El Panero que acaba de morirse se llamaba Leopoldo María. Aunque creo que falleció mucho antes que en este comienzo del mes de marzo de 2014. De hecho, como su padre, murió en 1962. Sí, entonces ya lo llevaron al panteón familiar aunque caminara junto a los suyos detrás del catafalco. Y murió en 1990, cuando entró en la tumba junto al cuerpo helado de su madre para morir con cada uno de sus dos hermanos, en 2004 y 2013. Leopoldo María murió en todas esas ocasiones, pero no en cada uno de sus relatados intentos de suicidio, algunos patinados con un barniz solanesco y burlón. Resulta curioso, sí, que el que más veces llamó a la aldaba del aniquilamiento haya sido el último en desfilar por el cortijo de los calladitos.

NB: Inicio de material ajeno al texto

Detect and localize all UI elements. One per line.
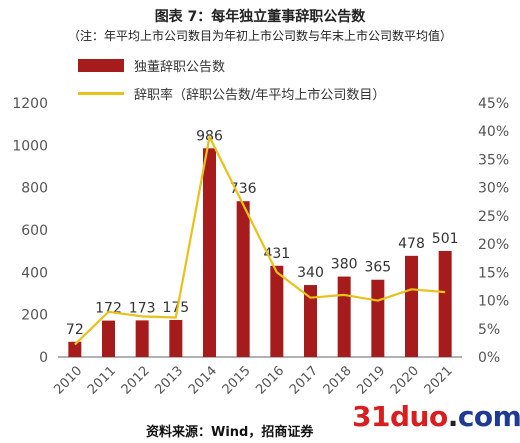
y-left-tick-label: 200 — [21, 308, 48, 324]
x-tick-label: 2013 — [152, 364, 186, 398]
legend-line-swatch — [78, 91, 124, 95]
x-tick-label: 2016 — [253, 364, 287, 398]
y-left-tick-label: 600 — [21, 223, 48, 239]
y-left-tick-label: 400 — [21, 265, 48, 281]
bar — [438, 250, 452, 357]
bar — [102, 320, 115, 357]
bar — [304, 285, 317, 357]
bar-data-label: 173 — [129, 300, 156, 316]
bar — [236, 201, 250, 357]
legend-bar-swatch — [78, 58, 124, 72]
legend: 独董辞职公告数 辞职率（辞职公告数/年平均上市公司数目） — [78, 54, 385, 110]
y-left-tick-label: 0 — [39, 350, 48, 366]
x-tick-label: 2020 — [388, 364, 422, 398]
bar — [270, 265, 284, 357]
x-tick-label: 2017 — [287, 364, 321, 398]
y-left-tick-label: 800 — [21, 181, 48, 197]
bar-data-label: 365 — [364, 260, 391, 276]
bar — [371, 279, 385, 357]
y-right-tick-label: 45% — [478, 96, 509, 112]
legend-bar-label: 独董辞职公告数 — [134, 59, 226, 75]
bar-data-label: 501 — [432, 231, 459, 247]
y-right-tick-label: 35% — [478, 152, 509, 168]
y-right-tick-label: 20% — [478, 237, 509, 253]
bar-data-label: 72 — [66, 322, 84, 338]
x-tick-label: 2018 — [321, 364, 355, 398]
bar — [68, 341, 82, 357]
bar-data-label: 175 — [162, 300, 189, 316]
x-tick-label: 2010 — [51, 364, 85, 398]
y-left-tick-label: 1000 — [12, 138, 48, 154]
bar — [405, 255, 418, 357]
legend-item-line: 辞职率（辞职公告数/年平均上市公司数目） — [78, 82, 385, 104]
watermark-dot: . — [447, 400, 459, 433]
y-right-tick-label: 0% — [478, 350, 500, 366]
chart-subtitle: （注：年平均上市公司数目为年初上市公司数与年末上市公司数平均值） — [67, 29, 452, 43]
x-tick-label: 2014 — [186, 364, 220, 398]
y-right-tick-label: 40% — [478, 124, 509, 140]
bar — [203, 148, 216, 357]
y-right-tick-label: 30% — [478, 181, 509, 197]
rate-line — [74, 135, 446, 346]
source-note: 资料来源：Wind，招商证券 — [146, 425, 314, 440]
watermark-tld: com — [457, 400, 520, 433]
x-tick-label: 2012 — [119, 364, 153, 398]
y-right-tick-label: 15% — [478, 265, 509, 281]
bar-data-label: 478 — [398, 236, 425, 252]
watermark-name: 31duo — [352, 400, 448, 433]
bar-data-label: 380 — [331, 257, 358, 273]
y-left-tick-label: 1200 — [12, 96, 48, 112]
y-right-tick-label: 10% — [478, 294, 509, 310]
chart-title: 图表 7：每年独立董事辞职公告数 — [154, 9, 366, 25]
y-right-tick-label: 25% — [478, 209, 509, 225]
legend-line-label: 辞职率（辞职公告数/年平均上市公司数目） — [134, 87, 386, 103]
x-tick-label: 2019 — [354, 364, 388, 398]
legend-item-bar: 独董辞职公告数 — [78, 54, 385, 76]
bar-data-label: 340 — [297, 265, 324, 281]
watermark-logo: 31duo.com — [352, 400, 520, 433]
bar-data-label: 172 — [95, 301, 122, 317]
x-tick-label: 2021 — [422, 364, 456, 398]
x-tick-label: 2015 — [220, 364, 254, 398]
x-tick-label: 2011 — [85, 364, 119, 398]
bar — [135, 320, 149, 357]
bar — [169, 319, 183, 357]
y-right-tick-label: 5% — [478, 322, 500, 338]
bar — [337, 276, 351, 357]
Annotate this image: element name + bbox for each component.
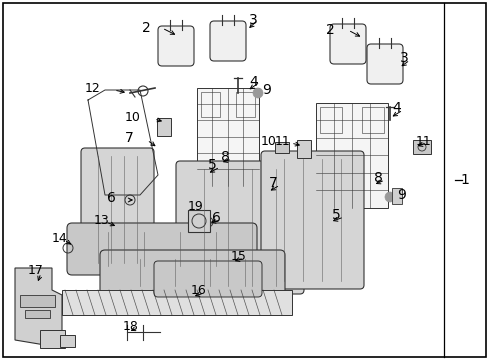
Text: 4: 4	[248, 75, 257, 89]
FancyBboxPatch shape	[154, 261, 262, 297]
FancyBboxPatch shape	[158, 26, 194, 66]
Circle shape	[384, 192, 394, 202]
Polygon shape	[15, 268, 62, 345]
Bar	[187, 210, 209, 232]
Text: 10: 10	[125, 111, 141, 123]
FancyBboxPatch shape	[67, 223, 257, 275]
Bar	[315, 103, 387, 208]
Bar	[20, 295, 55, 307]
Text: 16: 16	[191, 284, 206, 297]
Text: 5: 5	[331, 208, 340, 222]
Text: 15: 15	[230, 249, 246, 262]
FancyBboxPatch shape	[366, 44, 402, 84]
FancyBboxPatch shape	[100, 250, 285, 295]
Text: 19: 19	[187, 199, 203, 212]
Bar	[362, 107, 383, 133]
Text: 2: 2	[142, 21, 151, 35]
Text: 12: 12	[84, 81, 100, 95]
FancyBboxPatch shape	[176, 161, 304, 294]
Bar	[157, 118, 171, 136]
Bar	[236, 92, 254, 117]
FancyBboxPatch shape	[329, 24, 365, 64]
Bar	[319, 107, 341, 133]
Text: 8: 8	[221, 150, 229, 164]
Text: 1: 1	[460, 173, 468, 187]
Text: 6: 6	[107, 191, 116, 205]
Text: 13: 13	[94, 213, 109, 226]
Text: 6: 6	[212, 211, 221, 225]
Text: 4: 4	[391, 101, 400, 115]
Text: 10: 10	[261, 135, 276, 148]
Text: 11: 11	[274, 135, 290, 148]
Circle shape	[252, 88, 263, 98]
Text: 3: 3	[248, 13, 257, 27]
FancyBboxPatch shape	[81, 148, 154, 271]
Bar	[274, 142, 288, 153]
Bar	[391, 188, 401, 204]
Bar	[60, 335, 75, 347]
Bar	[197, 88, 259, 186]
Text: 8: 8	[373, 171, 382, 185]
Bar	[40, 330, 65, 348]
Text: 9: 9	[396, 188, 405, 202]
FancyBboxPatch shape	[209, 21, 245, 61]
Bar	[62, 290, 291, 315]
Text: 14: 14	[52, 231, 68, 244]
Text: 5: 5	[207, 158, 216, 172]
Text: 3: 3	[399, 51, 408, 65]
Text: 9: 9	[262, 83, 270, 97]
Text: 17: 17	[28, 265, 44, 278]
Bar	[25, 310, 50, 318]
Text: 2: 2	[325, 23, 334, 37]
Text: 11: 11	[415, 135, 431, 148]
Text: 7: 7	[125, 131, 134, 145]
Text: 7: 7	[268, 176, 277, 190]
Bar	[412, 140, 430, 154]
Text: 18: 18	[123, 320, 139, 333]
Bar	[296, 140, 310, 158]
Bar	[201, 92, 219, 117]
FancyBboxPatch shape	[261, 151, 363, 289]
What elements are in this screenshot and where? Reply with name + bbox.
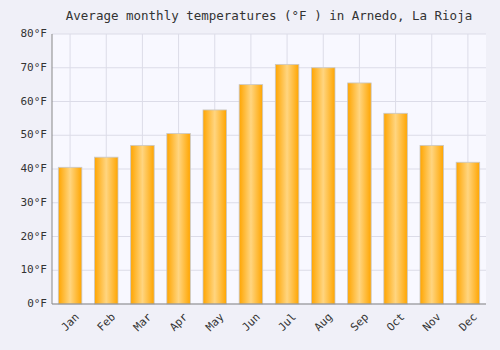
chart: 0°F 10°F 20°F 30°F 40°F 50°F 60°F 70°F 80°F Jan Fe…	[0, 0, 500, 350]
y-grid-line	[52, 135, 486, 136]
y-tick-label: 10°F	[21, 263, 48, 276]
y-grid-line	[52, 101, 486, 102]
bar	[131, 145, 155, 304]
plot-area	[52, 34, 486, 304]
x-tick-label: Dec	[456, 311, 479, 334]
background	[0, 0, 500, 350]
y-grid-line	[52, 67, 486, 68]
y-axis-line	[52, 34, 53, 304]
x-tick-label: Sep	[348, 311, 371, 334]
bar	[239, 85, 263, 304]
title: Average monthly temperatures (°F ) in Ar…	[66, 8, 472, 23]
y-tick-label: 40°F	[21, 162, 48, 175]
y-grid-line	[52, 34, 486, 35]
y-tick-label: 20°F	[21, 230, 48, 243]
bar	[456, 162, 480, 304]
bar	[167, 134, 191, 304]
y-tick-label: 70°F	[21, 61, 48, 74]
x-tick-label: Jan	[59, 311, 82, 334]
bar	[275, 64, 299, 304]
bar	[348, 83, 372, 304]
y-tick-label: 50°F	[21, 128, 48, 141]
x-tick-label: May	[203, 310, 227, 334]
bar	[58, 167, 82, 304]
bar	[384, 113, 408, 304]
x-tick-label: Oct	[384, 311, 407, 334]
bar	[94, 157, 118, 304]
x-axis-line	[52, 304, 486, 305]
y-tick-label: 30°F	[21, 196, 48, 209]
x-tick-label: Aug	[312, 311, 335, 334]
y-tick-label: 60°F	[21, 95, 48, 108]
x-tick-label: Feb	[95, 311, 118, 334]
x-tick-label: Mar	[131, 310, 155, 334]
x-tick-label: Jun	[239, 311, 262, 334]
y-grid-line	[52, 304, 486, 305]
y-tick-label: 0°F	[27, 297, 47, 310]
bar	[203, 110, 227, 304]
x-tick-label: Apr	[167, 310, 191, 334]
bar	[311, 68, 335, 304]
bar	[420, 145, 444, 304]
x-tick-label: Jul	[276, 311, 299, 334]
y-tick-label: 80°F	[21, 27, 48, 40]
x-tick-label: Nov	[420, 310, 444, 334]
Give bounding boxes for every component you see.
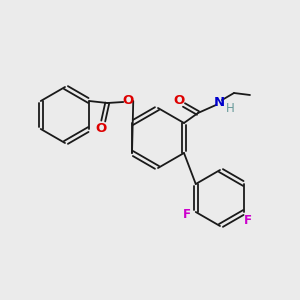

“El desencanto” retrata un infierno doméstico. El de la crueldad silente de un padre al que sus hijos le resultaron invisibles, un marido ajeno a las necesidades de su esposa, una muchacha que se prendó de un poema más que de un hombre. El de una madre que sirve un puchero de venganza helada con la ayuda de sus vástagos, que no tienen empacho de aprovechar la oportunidad para acusarla por manipuladora y antojadiza. El de tres hermanos con nombre compuesto, como las gaviotas de Juan Salvador, un librito del mismo tiempo (Juan Luis, Leopoldo María y José Moisés, al que llamaban Michi). En los ojos del mayor estaba impresa la huella de sus heridas infantiles, los ademanes de quien anhela ser aceptado por un padre que ya no existe. Los ojos del segundo, el amante de la muerte, están hundidos en la enfermedad mental, pues aseguraba haber firmado su primer poema a los tres años y medio, poema que, decía, mostraba su obsesión por el Apocalipsis, que era su manera de llamar al espectáculo del suicidio. Los ojos del tercero rotan estremecidos, pues escucha los gritos, los portazos, las boutades de la desilusión.

La historia de los Panero es ácida, salvaje, demente, destructiva y me recuerda la de otras familias que tampoco consiguieron sobrevivir al peso de un padre genial –en el caso de que Leopoldo lo haya sido-, que no lograron abrir las ventanas para que escapara el fantasma del prohombre. Los hijos de las figuras ilustres no pueden con el peso de la corona de laureles secos, y se precipitan en una frustración que les convierte en sombras de muerte. Por eso los Panero siempre se están muriendo y por eso seguirán muriéndose a todas horas, por más que al fin estén todos juntos en el más allá, en donde podrán seguir deshojando la alcachofa de su dolor.